Seduti faccia a faccia nella Basilica di San Pietro un po’ prima che iniziassero le esequie di Papa Francesco. Su due sedie adagiate sui marmi della Basilica i protagonisti sono Donald Trump e Volodymyr Zelensky, leader Usa e ucraino, immortalati in una foto che ha fatto il giro del mondo e che rimarrà negli annali di storia. I due hanno parlato, brevemente, dei negoziati di pace, nel segno della volontà del Pontefice scomparso che tanto desiderava il cessate il fuoco permanente non solo in Ucraina, ma anche a Gaza e in altre parti del globo.
Non è trapelato molto della conversazione tra i due, ma il solo scatto dei due in Vaticano è altamente simbolico e vale molto più di mille parole. Certo avranno parlato dei negoziati con Putin, con il Cremlino che ha fatto sapere, a stretto giro, che la Russia è pronta a discuterne “senza precondizioni”.
Un incontro cui sono stati esclusi i “volenterosi” bellicisti Ue di Starmer, Macron e von der Leyen, che pure si sono fatti vedere all’interno della Basilica senza però partecipare all’incontro diretto tra Trump e Zelensky (nel video sopra si vede come Macron sia stato di fatto tenuto fuori da Trump che voleva soltanto parlare a tu per tu con l’ucraino, nda); incontro evidentemente molto più pacato e “cordiale” dell’ultimo meeting di due mesi fa alla Casa Bianca in cui il leader ucraino ha fatto infuriare il padrone di casa che lo ha accompagnato alla porta dicendogli “torna quando sei pronto a discutere di pace”.
“Ottimo incontro. Abbiamo discusso a lungo a tu per tu. Speriamo in risultati concreti su tutto ciò che abbiamo trattato. Proteggere la vita del nostro popolo. Un cessate il fuoco completo e incondizionato. Una pace affidabile e duratura che impedisca lo scoppio di un’altra guerra. Un incontro molto simbolico che ha il potenziale per diventare storico, se raggiungeremo risultati congiunti. Grazie @POTUS”, ha scritto Zelensky su X dopo l’incontro citando il nome in codice del presidente americano.

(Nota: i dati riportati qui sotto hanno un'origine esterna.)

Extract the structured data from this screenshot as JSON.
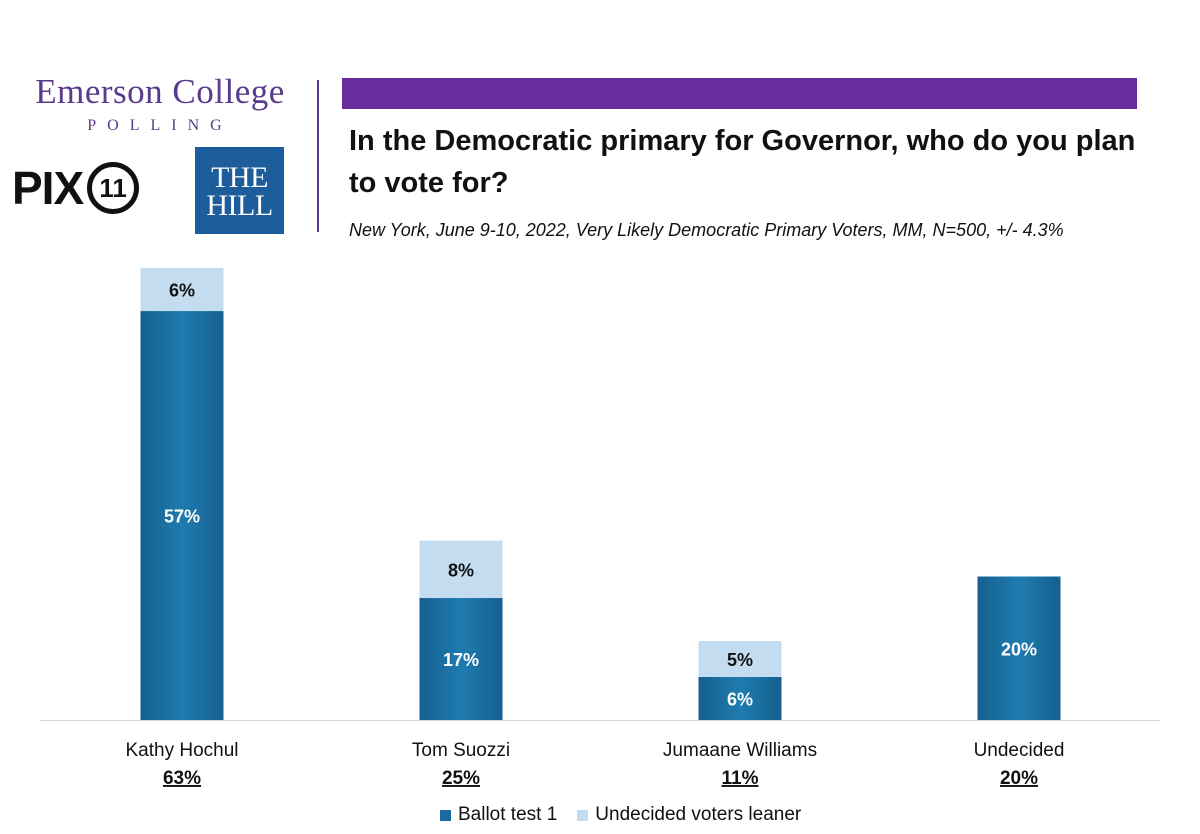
{
  "logos": {
    "emerson_line1": "Emerson College",
    "emerson_line2": "POLLING",
    "pix_text": "PIX",
    "pix_number": "11",
    "hill_line1": "THE",
    "hill_line2": "HILL"
  },
  "colors": {
    "accent_bar": "#6a2c9c",
    "ballot": "#1a6c9e",
    "leaner": "#c3dcef"
  },
  "chart_data": {
    "type": "bar",
    "stacked": true,
    "title": "In the Democratic primary for Governor, who do you plan to vote for?",
    "subtitle": "New York, June 9-10, 2022, Very Likely Democratic Primary Voters, MM, N=500, +/- 4.3%",
    "categories": [
      "Kathy Hochul",
      "Tom Suozzi",
      "Jumaane Williams",
      "Undecided"
    ],
    "totals": [
      "63%",
      "25%",
      "11%",
      "20%"
    ],
    "series": [
      {
        "name": "Ballot test 1",
        "values": [
          57,
          17,
          6,
          20
        ],
        "labels": [
          "57%",
          "17%",
          "6%",
          "20%"
        ],
        "color": "#1a6c9e"
      },
      {
        "name": "Undecided voters leaner",
        "values": [
          6,
          8,
          5,
          0
        ],
        "labels": [
          "6%",
          "8%",
          "5%",
          ""
        ],
        "color": "#c3dcef"
      }
    ],
    "ylim": [
      0,
      63
    ],
    "grid": false,
    "legend_position": "bottom"
  }
}
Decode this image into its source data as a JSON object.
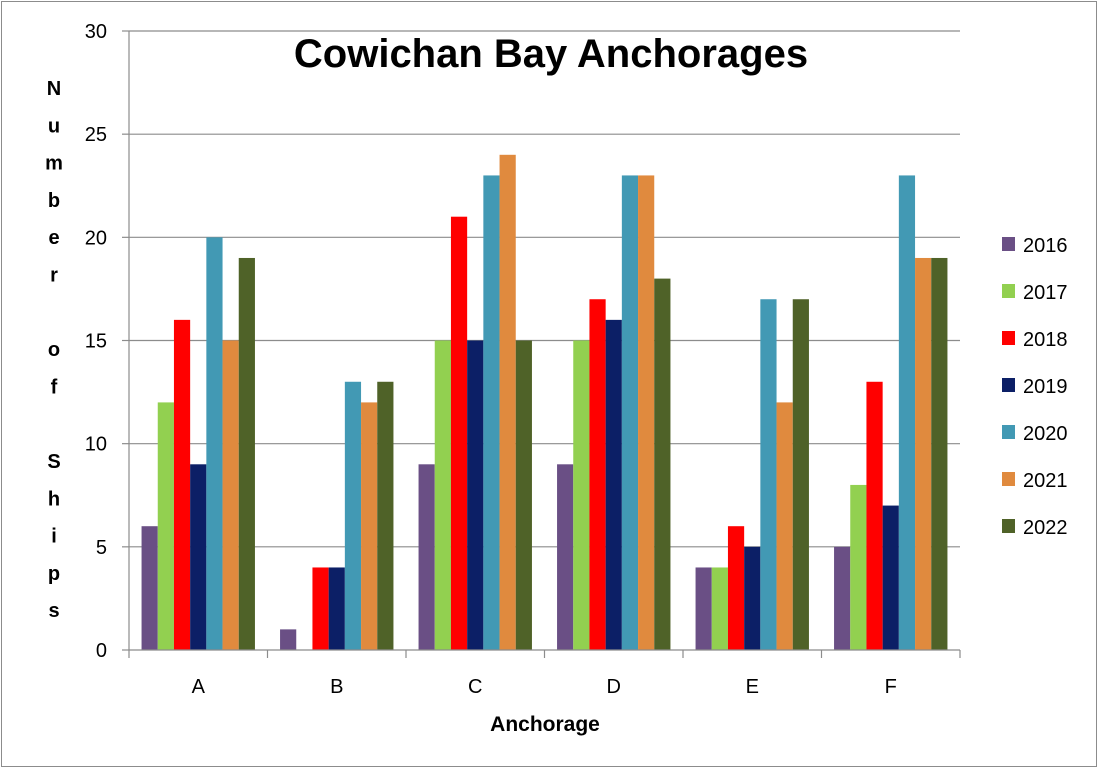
{
  "chart_data": {
    "type": "bar",
    "title": "Cowichan Bay Anchorages",
    "xlabel": "Anchorage",
    "ylabel": "Number of Ships",
    "categories": [
      "A",
      "B",
      "C",
      "D",
      "E",
      "F"
    ],
    "ylim": [
      0,
      30
    ],
    "yticks": [
      0,
      5,
      10,
      15,
      20,
      25,
      30
    ],
    "grid": true,
    "legend_position": "right",
    "series": [
      {
        "name": "2016",
        "color": "#6a4f85",
        "values": [
          6,
          1,
          9,
          9,
          4,
          5
        ]
      },
      {
        "name": "2017",
        "color": "#92d050",
        "values": [
          12,
          0,
          15,
          15,
          4,
          8
        ]
      },
      {
        "name": "2018",
        "color": "#ff0000",
        "values": [
          16,
          4,
          21,
          17,
          6,
          13
        ]
      },
      {
        "name": "2019",
        "color": "#0c1f66",
        "values": [
          9,
          4,
          15,
          16,
          5,
          7
        ]
      },
      {
        "name": "2020",
        "color": "#4299b4",
        "values": [
          20,
          13,
          23,
          23,
          17,
          23
        ]
      },
      {
        "name": "2021",
        "color": "#e08a3e",
        "values": [
          15,
          12,
          24,
          23,
          12,
          19
        ]
      },
      {
        "name": "2022",
        "color": "#4f6228",
        "values": [
          19,
          13,
          15,
          18,
          17,
          19
        ]
      }
    ]
  }
}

Good meeting. We discussed a lot one on one. Hoping for results on everything we covered. Protecting lives of our people. Full and unconditional ceasefire. Reliable and lasting peace that will prevent another war from breaking out. Very symbolic meeting that has potential to… pic.twitter.com/q4ZhVXCjw0
— Volodymyr Zelenskyy / Володимир Зеленський (@ZelenskyyUa) April 26, 2025
Un faccia a faccia, quello di oggi, che tutti sperano, come auspicava Papa Francesco, possa portare ad una pace duratura tra la devastata Ucraina e la Russia. “E’ stato tutto concordato”, fanno sapere le parti sui social media.
Sul tavolo delle trattative sempre le stesse questioni, magari con qualche piccola sfumatura [che non modifica la sostanza tra vincitori (Mosca) e vinti (Kiev)]. Su tutti le terre rare e i minerali che tanto interessano a Trump per far recuperare agli Usa i 350 miliardi di dollari inviati dall’amministrazione Biden a Kiev e la cessione dei territori conquistati da Mosca sul campo di battaglia in questi tre anni di conflitto, ossia le regioni del Donbass russofono e indipendente. Sulla Crimea c’è poco da dire: una penisola anch’essa popolata da russofoni “regalata” dall’Urss di Krushov all’Ucraina nel 1954, che Putin ha deciso di riprendersi annettendola nel 2014. Lo stesso Trump lo ha riconosciuto: “La Crimea è russa”, nonostante Zelensky (spinto anche da partner Ue) adesso punta i piedi su una questione che non è stata mai sollevata in undici anni.
Mosca insiste anche sulle cause principali che hanno portato al conflitto: smilitarizzare e denazificare l’Ucraina – ormai sconfitta in guerra e totalmente devastata -, e la non adesione di Kiev alla Nato, che renderebbe il vicino della Russia un paese ‘cuscinetto’ del tutto neutrale. Questo dopo che l’occidente a egemonia statunitense ha deciso via via di espandere la Nato (il braccio militare di Washington e dei suoi paesi satelliti), sempre più a est arrivando di fatto nel “cortile” russo quando, invero, a fine Guerra Fredda, sciolto il Patto di Varsavia, i leader del tempo avevano assicurato che l’organizzazione militare non si sarebbe estesa di un pollice verso oriente mantenendo i confini stabiliti a Yalta a fine Seconda guerra mondiale. Uno status, quello attuale, inaccettabile per Putin che ha visto messa in pericolo l’esistenza stessa del suo paese “continente”, che era e resta la più grande potenza nucleare al mondo.